2020, Svetlana Polukoshko, Martinovs, Andris, Vladimirs Gonca

Rubber and rubber-like materials (elastomers) are widely used for anti-vibration mounts and shock absorbers for vehicles, machinery, building structures due to their specific properties: ability to absorb vibration and shock loads, low elastic modulus, high mechanical strength, high elongation at brake, reversible elastic deformation. Rubber is a material that is capable of recovering from large deformations quickly and forcibly, which is suitable for work under cyclic loading. During deformation elastomeric materials absorb in an irreversible way part of the energy, causing this deformation. The energy absorbed during each cycle heats the deformed rubber element and dissipates in media. Heat generation in rubber causes additional stresses and deformations which are poorly known, and they are a subject of our study. In the presented paper the work of a rubber anti-vibration mount in the form of a straight circular cylinder under action of cyclic loading is studied.
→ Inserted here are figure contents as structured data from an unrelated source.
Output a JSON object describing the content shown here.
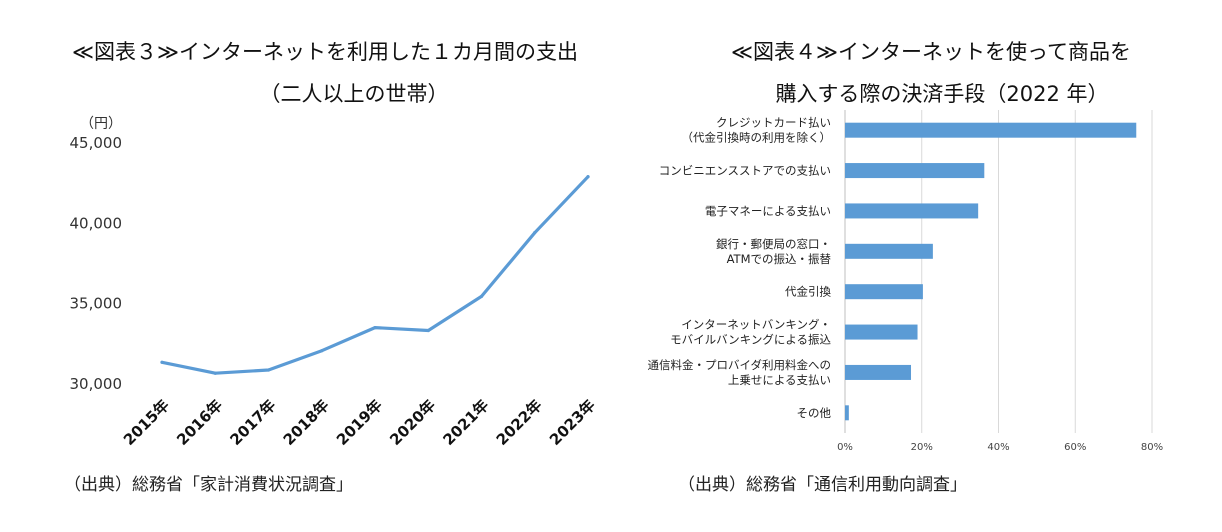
{
  "charts": [
    {
      "title_line1": "≪図表３≫インターネットを利用した１カ月間の支出",
      "title_line2": "（二人以上の世帯）",
      "source": "（出典）総務省「家計消費状況調査」"
    },
    {
      "title_line1": "≪図表４≫インターネットを使って商品を",
      "title_line2": "購入する際の決済手段（2022 年）",
      "source": "（出典）総務省「通信利用動向調査」"
    }
  ],
  "chart_data": [
    {
      "type": "line",
      "title": "≪図表３≫インターネットを利用した１カ月間の支出（二人以上の世帯）",
      "unit_label": "（円）",
      "x": [
        "2015年",
        "2016年",
        "2017年",
        "2018年",
        "2019年",
        "2020年",
        "2021年",
        "2022年",
        "2023年"
      ],
      "series": [
        {
          "values": [
            31350,
            30670,
            30870,
            32070,
            33510,
            33330,
            35450,
            39420,
            42900
          ]
        }
      ],
      "ylim": [
        30000,
        45000
      ],
      "yticks": [
        30000,
        35000,
        40000,
        45000
      ],
      "ytick_labels": [
        "30,000",
        "35,000",
        "40,000",
        "45,000"
      ],
      "color": "#5b9bd5",
      "grid": false
    },
    {
      "type": "bar",
      "orientation": "horizontal",
      "title": "≪図表４≫インターネットを使って商品を購入する際の決済手段（2022 年）",
      "categories": [
        [
          "クレジットカード払い",
          "（代金引換時の利用を除く）"
        ],
        [
          "コンビニエンスストアでの支払い"
        ],
        [
          "電子マネーによる支払い"
        ],
        [
          "銀行・郵便局の窓口・",
          "ATMでの振込・振替"
        ],
        [
          "代金引換"
        ],
        [
          "インターネットバンキング・",
          "モバイルバンキングによる振込"
        ],
        [
          "通信料金・プロバイダ利用料金への",
          "上乗せによる支払い"
        ],
        [
          "その他"
        ]
      ],
      "values": [
        75.9,
        36.3,
        34.7,
        22.9,
        20.3,
        18.9,
        17.2,
        1.0
      ],
      "xlim": [
        0,
        80
      ],
      "xticks": [
        0,
        20,
        40,
        60,
        80
      ],
      "xtick_labels": [
        "0%",
        "20%",
        "40%",
        "60%",
        "80%"
      ],
      "color": "#5b9bd5",
      "grid": true
    }
  ]
}
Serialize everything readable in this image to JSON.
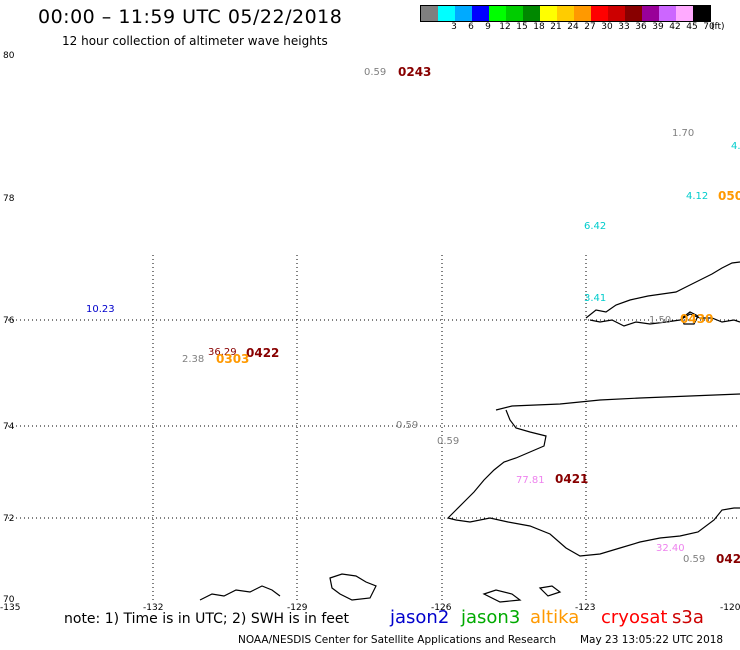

Poisson’s ratio of the rubber material is μ = 0.5, the weight of the mount is not taken into account. Temperature field is assumed known based on the previous work (it depends on the frequency and amplitude of vibration, heat conductivity and heat capacity of the material, etc.). The stress-strain state analysis was carried out based on the Reissner variational principle. Analytical dependences for temperature additions to stresses and displacements are derived that allows estimating stiffness of the anti-vibration mount and its increase as a result of self-heating. Obtained results may be useful for proper design of anti-vibration mounts allowing changing geometrical dimensions in order to reach the required temperature field.

2018, Svetlana Polukoshko, Martinovs, Andris, Vladimirs Gonca

In this paper the important for the design of shock-absorbers case of a perfectly rigid body impact with a viscoelastic incompressible body is considered. Mathematical apparatus for calculating the parameters of impact of a rigid body with a highly- elastic rod is developed, taking into account the peculiarities of the behavior of elastomers under fast loading. An analytical solution was obtained for longitudinal impact on a vertically disposed rod. The solution was fulfilled by means of the Bubnov- Galerkin variational method, reducing the problem to solving of the integro-differential equation for given boundary and initial conditions The solution is received for the exponential relaxation kernel for the Maxwell model of a highly-elastic material, it describes the process of damped longitudinal vibration, taking into account the effect of creep caused by the instantaneous impact loading. Based on the equation of vibratory motion the equations of velocity and acceleration are received, which are used for stress-strain behavior analysis of rubber damper. A numerical example of an axial tensile impact on a viscoelastic shock-absorber in the form of a cylindrical rod is given with the plots of time dependence of displacement, velocity, and acceleration of the impact end of the rod are provided, the possibility of using them for analyzing the shock absorber is demonstrated.